Jon Martin – the reluctant CEO – leaves Hong Kong jet to Denzil White

Gulfstream Jet pilot Jon Martin has retired as chief executive at Hong Kong Jet, but will keep flying part-time. The Ho Chung resident was a reluctant CEO — see the article following for which we are indebted to writer Alasdair Whyte and Corporate Jet Investor. Now Jon’s back doing what he always has wanted to do, flying fast jets as captain about 10 days a month.

pilot1
Jon Martin, Gulfstream Captain and reluctant CEO

If you ask Jon Martin, the outgoing CEO of Hongkong jet, what his job is, he will say, ‘Pilot’. He flew 747s and 777s for Cathay Pacific Airways for 20 years, rising to become a training captain. In 2008, he switched to business jets, flying G550s, GIVs and G450s. In 2011 he joined Hongkong Jet as a lead captain on a G550.

Martin enjoyed working at Hongkong Jet and was happy to become director of flight operations one year later. But then things started going wrong at the company.

Hongkong Jet launched in 2009, at a time when China’s business jet market was growing quickly. Its major shareholder was HNA Group, a large Chinese conglomerate, which owns shopping malls, hotels, ships and airlines. As well as owning two Hong Kong based airlines, it is also the major shareholder in Deer Jet, China’s largest business jet owner. Some Deer Jet customers wanted to operate – and register – aircraft from Hong Kong, so launching a business jet operator in Hong Kong made sense.

Business went pretty well. By 2012, Hongkong Jet was managing 10 aircraft and offering charter. But, although it had a strong management team, it was losing money.

pilot2
Ho Chung resident Jon Martin goes to work in this

And then – for various reasons – the company suddenly lost its entire senior management team in mid-2013. The CEO was poached by a Chinese leasing company and others left for other opportunities. HNA Group was openly concerned about its Chinese subsidiary when other investors – who had been close to signing – changed their minds. Morale was low and other staff were looking for new jobs elsewhere.

“I had never been a CEO, and never really wanted to be one.”

It was then that Martin was asked to run the company. “I had never been a CEO, and never really wanted to be one. I was a pilot and not an expert on tax and balance sheets – but we did have good people that were experts on these things,” says Martin. “What Hongkong Jet needed was a committed leader, willing to lead the troops into battle.”

Less than three years later, the company is profitable again. The fleet has grown from eight aircraft in 2012 to more than 20 aircraft today and staff turnover is very low (especially for Hong Kong).

It is also growing fast. In the last month, Hongkong Jet has added a Lineage 1000, a BBJ and a G450. (Martin is especially pleased when one of the owners returned after leaving three years earlier).

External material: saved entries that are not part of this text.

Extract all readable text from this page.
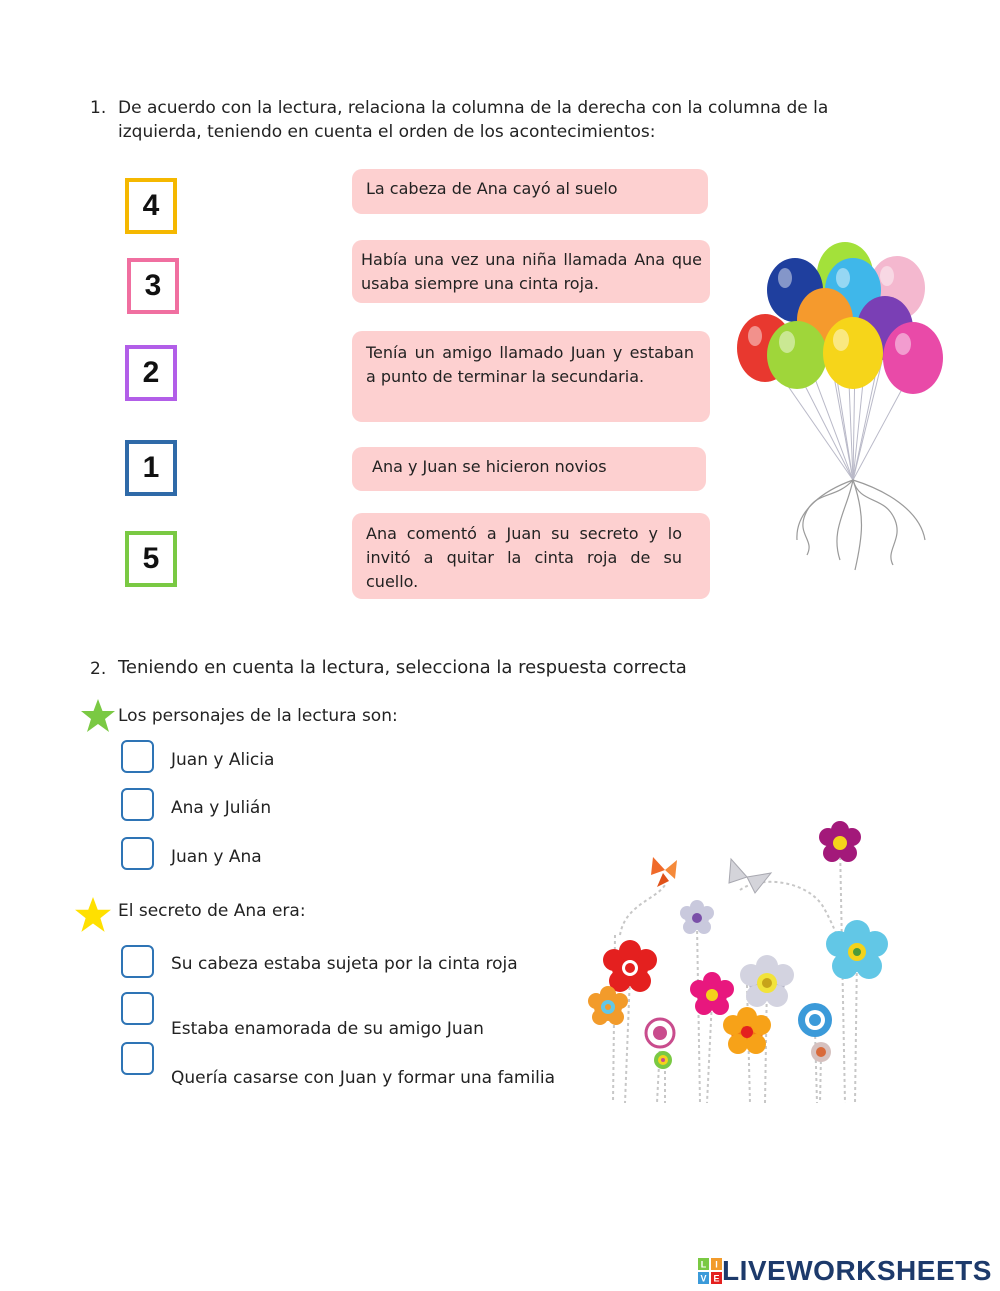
1. De acuerdo con la lectura, relaciona la columna de la derecha con la columna de la
izquierda, teniendo en cuenta el orden de los acontecimientos:
4
3
2
1
5
La cabeza de Ana cayó al suelo
Había una vez una niña llamada Ana que usaba siempre una cinta roja.
Tenía un amigo llamado Juan y estaban a punto de terminar la secundaria.
Ana y Juan se hicieron novios
Ana comentó a Juan su secreto y lo invitó a quitar la cinta roja de su cuello.
2. Teniendo en cuenta la lectura, selecciona la respuesta correcta
Los personajes de la lectura son:
Juan y Alicia
Ana y Julián
Juan y Ana
El secreto de Ana era:
Su cabeza estaba sujeta por la cinta roja
Estaba enamorada de su amigo Juan
Quería casarse con Juan y formar una familia
L I
V E LIVEWORKSHEETS
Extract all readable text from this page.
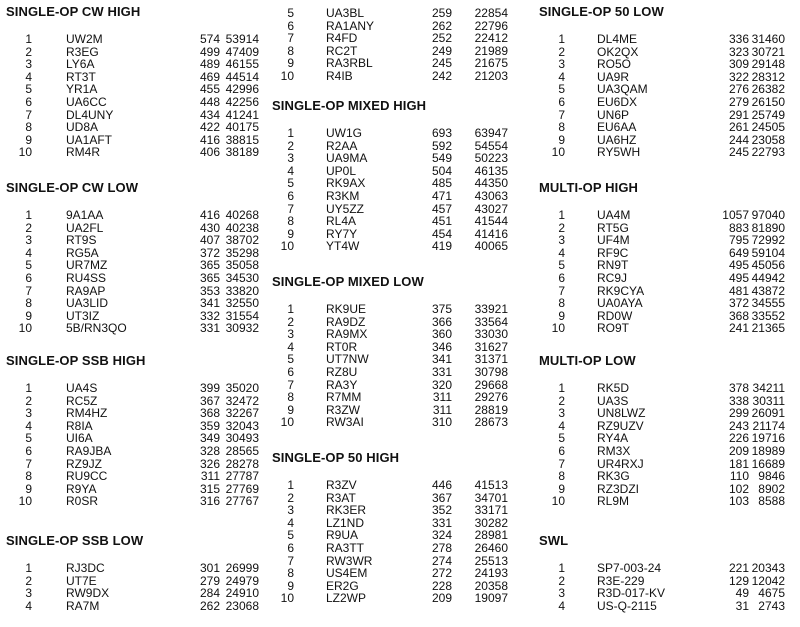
SINGLE-OP CW HIGH
1	UW2M	574 53914
2	R3EG	499 47409
3	LY6A	489 46155
4	RT3T	469 44514
5	YR1A	455 42996
6	UA6CC	448 42256
7	DL4UNY	434 41241
8	UD8A	422 40175
9	UA1AFT	416 38815
10	RM4R	406 38189
SINGLE-OP CW LOW
1	9A1AA	416 40268
2	UA2FL	430 40238
3	RT9S	407 38702
4	RG5A	372 35298
5	UR7MZ	365 35058
6	RU4SS	365 34530
7	RA9AP	353 33820
8	UA3LID	341 32550
9	UT3IZ	332 31554
10	5B/RN3QO	331 30932
SINGLE-OP SSB HIGH
1	UA4S	399 35020
2	RC5Z	367 32472
3	RM4HZ	368 32267
4	R8IA	359 32043
5	UI6A	349 30493
6	RA9JBA	328 28565
7	RZ9JZ	326 28278
8	RU9CC	311 27787
9	R9YA	315 27769
10	R0SR	316 27767
SINGLE-OP SSB LOW
1	RJ3DC	301 26999
2	UT7E	279 24979
3	RW9DX	284 24910
4	RA7M	262 23068
5	UA3BL	259	22854
6	RA1ANY	262	22796
7	R4FD	252	22412
8	RC2T	249	21989
9	RA3RBL	245	21675
10	R4IB	242	21203
SINGLE-OP MIXED HIGH
1	UW1G	693	63947
2	R2AA	592	54554
3	UA9MA	549	50223
4	UP0L	504	46135
5	RK9AX	485	44350
6	R3KM	471	43063
7	UY5ZZ	457	43027
8	RL4A	451	41544
9	RY7Y	454	41416
10	YT4W	419	40065
SINGLE-OP MIXED LOW
1	RK9UE	375	33921
2	RA9DZ	366	33564
3	RA9MX	360	33030
4	RT0R	346	31627
5	UT7NW	341	31371
6	RZ8U	331	30798
7	RA3Y	320	29668
8	R7MM	311	29276
9	R3ZW	311	28819
10	RW3AI	310	28673
SINGLE-OP 50 HIGH
1	R3ZV	446	41513
2	R3AT	367	34701
3	RK3ER	352	33171
4	LZ1ND	331	30282
5	R9UA	324	28981
6	RA3TT	278	26460
7	RW3WR	274	25513
8	US4EM	272	24193
9	ER2G	228	20358
10	LZ2WP	209	19097
SINGLE-OP 50 LOW
1	DL4ME	336 31460
2	OK2QX	323 30721
3	RO5O	309 29148
4	UA9R	322 28312
5	UA3QAM	276 26382
6	EU6DX	279 26150
7	UN6P	291 25749
8	EU6AA	261 24505
9	UA6HZ	244 23058
10	RY5WH	245 22793
MULTI-OP HIGH
1	UA4M	1057 97040
2	RT5G	883 81890
3	UF4M	795 72992
4	RF9C	649 59104
5	RN9T	495 45056
6	RC9J	495 44942
7	RK9CYA	481 43872
8	UA0AYA	372 34555
9	RD0W	368 33552
10	RO9T	241 21365
MULTI-OP LOW
1	RK5D	378 34211
2	UA3S	338 30311
3	UN8LWZ	299 26091
4	RZ9UZV	243 21174
5	RY4A	226 19716
6	RM3X	209 18989
7	UR4RXJ	181 16689
8	RK3G	110 9846
9	RZ3DZI	102 8902
10	RL9M	103 8588
SWL
1	SP7-003-24	221 20343
2	R3E-229	129 12042
3	R3D-017-KV	49 4675
4	US-Q-2115	31 2743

“Being part of the team that turned Hongkong Jet around was extremely stressful,” says Martin. “But I am immensely proud of the company it now is. I am also very proud that we did not cut any corners. As a pilot I never cut corners. I always had enough fuel and a plan and it was the same with Hongkong Jet. We always did the right thing when operating aircraft or dealing with customers.”

One former colleague adds: “Jon may have single-handedly saved Hongkong Jet and he deserves real credit for that.”

pilot3The next chapter for Hongkong Jet

With the company in much better shape now, Martin is leaving. The new CEO is Denzil White, a co-founder of ExecuJet and an extremely experienced aircraft operator. White joined in November 2014 and is stepping up from COO.

“There is no way I could have left without Denzil taking over”

“There is no way I could have left without Denzil taking over,” says Martin. “He is absolutely the right person to take on Hongkong Jet. He has 20 years’ experience in business aviation and running companies and he is completely the right person to lead the business on.”

White is confident that Hongkong Jet can keep growing. “There are a lot of opportunities for us,” says White. “But we are not setting ourselves the target of having 150 jets in the next 12 months. We want to be the highest quality operator in Hong Kong, not necessarily the biggest.”